Choosing Camera Extension Tubes for Macrophotography
Camera extension tubes allow you to take close-up photos of tiny objects by increasing the effective magnification of your lens. These tubes, sometimes called extension rings, are available in various thicknesses, and together with the lens focal length and its close focusing distance, determine the degree of enlargement. They're suitable for use with macro lenses, as well as with any lenses with moderate focal length.
How Camera Extension Tubes Work
When you focus, you move a lens group backward and forward until the rays of light are perfectly in focus on the camera sensor. As you move closer to your subject, the focusing lens moves farther away from the camera's sensor, which is why close focus lenses often extend from the camera as you focus.
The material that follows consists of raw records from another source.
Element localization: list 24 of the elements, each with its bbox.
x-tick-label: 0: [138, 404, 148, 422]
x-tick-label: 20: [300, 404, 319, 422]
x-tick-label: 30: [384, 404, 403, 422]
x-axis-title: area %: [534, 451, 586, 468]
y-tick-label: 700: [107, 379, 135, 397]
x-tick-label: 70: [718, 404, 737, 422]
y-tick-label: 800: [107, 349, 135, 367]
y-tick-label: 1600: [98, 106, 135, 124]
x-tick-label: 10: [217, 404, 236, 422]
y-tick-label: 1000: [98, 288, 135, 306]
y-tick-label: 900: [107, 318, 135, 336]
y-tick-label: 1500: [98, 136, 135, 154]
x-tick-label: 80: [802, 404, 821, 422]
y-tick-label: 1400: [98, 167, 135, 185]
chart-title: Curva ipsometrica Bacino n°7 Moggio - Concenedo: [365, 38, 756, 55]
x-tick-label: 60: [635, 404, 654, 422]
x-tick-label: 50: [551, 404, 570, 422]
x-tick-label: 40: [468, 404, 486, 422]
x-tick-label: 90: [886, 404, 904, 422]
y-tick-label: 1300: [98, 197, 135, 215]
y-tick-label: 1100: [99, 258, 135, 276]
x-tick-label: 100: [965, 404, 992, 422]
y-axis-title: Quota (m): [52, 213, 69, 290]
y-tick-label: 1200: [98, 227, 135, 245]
Based on lens design, there's a natural limit to how close you can focus. This is where an extension tube comes in, because it moves the lens farther from the camera. The longer the extension tube, the closer you can focus and the greater the magnification, limited only by how close you can get the lens to your subject.
Maintaining Camera Functions with Lens Extension Tubes
Digital cameras use electronic signals to control lens functions such as focus, aperture, and image stabilization. For this reason, most types of extension rings contain matching contacts that transfer signals from the lens to the camera. There's a wide choice ranging from OEM Canon extension tubes to numerous third-party tube suppliers. It's important to check that bayonet couplings are a good fit, as any looseness affects camera-to-lens communication. Sets are available for most camera mounts, including Sony, Pentax, and Nikon extension tubes.
Magnification with Macro Extension Tubes
The degree of magnification depends on lens focal length and the size of the extension tube. With macro lenses, it's often possible to achieve 2.5 times full life size, and 1.5 times magnification is practical with standard lenses. For various reasons, most photographers find lenses between 30mm and 100mm work best, but there are no hard-and-fast rules. In practice, the low magnification of ultra wide-angle lenses together with their physical size limits the amount of magnification possible, while the length and lack of rigidity of extension tubes limits the magnification possible with long lenses. A way to overcome the limitation with telephoto lenses is to consider using camera macro accessories like bellows mounted on slider rails.
Alternatives to Extension Tubes
Apart from extension rings, there are several other ways to do macrophotography without a dedicated macro lens. One idea is mounting close-up lens filters to your camera lens. These magnify the image and are particularly effective with long lenses. Another method is to use lens reversing rings to turn your lens around. This works well if you have an older lens with manual controls that allow you to adjust the aperture. A third solution is to use SLR camera macro couplers to join two lenses together. Similar in concept to using a reversing ring, this method allows you to determine the magnification, and to use the primary lens to adjust your focus and aperture.